Una buona strategia può essere quella di segnalare innanzitutto il problema a una delle associazioni per la tutela degli animali presente sul territorio, che conosce la normativa in materia e potrà quindi dare indicazioni specifiche per la propria zona.
Dopodiché, sarà possibile procedere richiedendo un intervento da parte delle forze dell’ordine. Nei casi più gravi, si arriverà al recupero d’emergenza degli animali coinvolti, in quelli meno critici si forniranno cure veterinarie di base e si provvederà a ricollocare i pet in modo meno traumatico.
Enpa – per esempio, in una serie di contenuti divulgativi pubblicati sul blog di Enpa Brescia – ricorda a chi denuncia di non avere fretta, poiché si tratta di procedure lunghe, che richiedono molti passaggi burocratici e il coordinamento tra enti differenti.
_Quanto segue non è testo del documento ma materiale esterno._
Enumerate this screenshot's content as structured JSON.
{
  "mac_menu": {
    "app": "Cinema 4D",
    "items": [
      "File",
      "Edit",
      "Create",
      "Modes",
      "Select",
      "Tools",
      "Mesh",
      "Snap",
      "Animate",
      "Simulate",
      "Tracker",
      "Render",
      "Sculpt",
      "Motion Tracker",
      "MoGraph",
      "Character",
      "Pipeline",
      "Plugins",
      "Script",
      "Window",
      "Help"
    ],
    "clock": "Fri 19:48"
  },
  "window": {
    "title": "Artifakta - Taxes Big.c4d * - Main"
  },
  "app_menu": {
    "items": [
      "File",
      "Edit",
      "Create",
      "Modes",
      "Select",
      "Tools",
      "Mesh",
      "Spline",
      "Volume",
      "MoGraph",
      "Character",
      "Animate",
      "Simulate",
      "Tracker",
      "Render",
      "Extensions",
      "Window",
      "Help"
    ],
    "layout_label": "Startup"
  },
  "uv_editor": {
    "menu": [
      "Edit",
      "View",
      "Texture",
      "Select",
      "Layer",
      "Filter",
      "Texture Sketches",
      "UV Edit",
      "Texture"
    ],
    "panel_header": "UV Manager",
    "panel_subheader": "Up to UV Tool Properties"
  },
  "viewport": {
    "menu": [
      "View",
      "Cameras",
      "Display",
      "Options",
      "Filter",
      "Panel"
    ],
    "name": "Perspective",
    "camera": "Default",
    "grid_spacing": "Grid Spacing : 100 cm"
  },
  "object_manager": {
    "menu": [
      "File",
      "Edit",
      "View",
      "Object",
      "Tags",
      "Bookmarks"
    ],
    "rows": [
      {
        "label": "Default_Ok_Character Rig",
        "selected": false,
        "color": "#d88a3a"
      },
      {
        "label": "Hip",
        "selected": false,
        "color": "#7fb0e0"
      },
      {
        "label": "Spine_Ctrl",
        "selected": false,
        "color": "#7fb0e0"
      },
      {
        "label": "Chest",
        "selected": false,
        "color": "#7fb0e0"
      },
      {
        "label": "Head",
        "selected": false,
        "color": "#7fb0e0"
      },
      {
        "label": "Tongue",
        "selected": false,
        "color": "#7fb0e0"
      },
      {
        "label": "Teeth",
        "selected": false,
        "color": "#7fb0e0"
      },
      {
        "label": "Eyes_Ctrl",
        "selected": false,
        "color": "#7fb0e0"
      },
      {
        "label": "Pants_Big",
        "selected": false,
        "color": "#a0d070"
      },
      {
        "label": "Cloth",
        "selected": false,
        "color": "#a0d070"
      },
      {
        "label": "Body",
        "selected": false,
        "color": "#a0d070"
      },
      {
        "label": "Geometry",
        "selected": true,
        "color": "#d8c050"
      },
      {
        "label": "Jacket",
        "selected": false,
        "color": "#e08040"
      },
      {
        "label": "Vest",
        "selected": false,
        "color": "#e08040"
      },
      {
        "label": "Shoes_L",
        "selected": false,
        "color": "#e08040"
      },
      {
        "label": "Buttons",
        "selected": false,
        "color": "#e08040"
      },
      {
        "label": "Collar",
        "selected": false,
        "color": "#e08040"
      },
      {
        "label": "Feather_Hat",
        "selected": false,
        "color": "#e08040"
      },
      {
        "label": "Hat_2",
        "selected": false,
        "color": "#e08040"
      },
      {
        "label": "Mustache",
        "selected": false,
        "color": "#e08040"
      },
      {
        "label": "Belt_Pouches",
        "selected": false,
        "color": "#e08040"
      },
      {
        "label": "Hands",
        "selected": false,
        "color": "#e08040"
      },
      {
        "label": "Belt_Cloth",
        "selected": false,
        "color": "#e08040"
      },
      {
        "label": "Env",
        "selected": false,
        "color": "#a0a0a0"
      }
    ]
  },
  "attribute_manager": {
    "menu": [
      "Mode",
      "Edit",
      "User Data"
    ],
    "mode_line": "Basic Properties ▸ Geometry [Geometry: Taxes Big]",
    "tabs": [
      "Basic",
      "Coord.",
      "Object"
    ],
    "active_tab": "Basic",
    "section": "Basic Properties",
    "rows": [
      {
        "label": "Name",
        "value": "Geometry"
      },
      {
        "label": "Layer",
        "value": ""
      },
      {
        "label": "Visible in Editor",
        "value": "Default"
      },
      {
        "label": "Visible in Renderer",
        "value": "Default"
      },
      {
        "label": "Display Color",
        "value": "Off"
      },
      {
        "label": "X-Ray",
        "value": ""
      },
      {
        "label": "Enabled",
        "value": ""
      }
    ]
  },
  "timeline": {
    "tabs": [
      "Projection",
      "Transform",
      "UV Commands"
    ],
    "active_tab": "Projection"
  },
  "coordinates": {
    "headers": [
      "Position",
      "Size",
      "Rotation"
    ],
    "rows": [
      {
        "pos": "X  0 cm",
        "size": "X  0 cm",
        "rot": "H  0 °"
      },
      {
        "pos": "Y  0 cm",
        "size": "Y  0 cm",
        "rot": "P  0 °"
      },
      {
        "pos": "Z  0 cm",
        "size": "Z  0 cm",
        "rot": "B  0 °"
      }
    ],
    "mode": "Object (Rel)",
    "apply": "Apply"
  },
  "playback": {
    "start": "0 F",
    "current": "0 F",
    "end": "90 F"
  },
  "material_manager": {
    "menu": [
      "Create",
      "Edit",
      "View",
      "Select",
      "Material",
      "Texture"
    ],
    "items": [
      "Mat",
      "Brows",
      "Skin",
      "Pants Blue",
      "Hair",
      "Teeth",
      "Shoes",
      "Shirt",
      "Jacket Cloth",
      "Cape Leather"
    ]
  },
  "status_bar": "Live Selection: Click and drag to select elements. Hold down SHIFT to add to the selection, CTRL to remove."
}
“Solo gli organi competenti hanno l’autorevolezza per poter chiedere l’accesso ai locali privati – spiega Enpa – pertanto il supporto di Polizia Locale, Carabinieri, Vigili del Fuoco è fondamentale. In parallelo si attiva l’Ats di competenza, che fornendo un veterinario o un responsabile territoriale, verifica sul posto l’entità della situazione ed allerta le strutture veterinarie“.
In molti casi, sarà necessario anche attivare un servizio di assistenza sociale o di aiuto psicologico per l’accumulatore.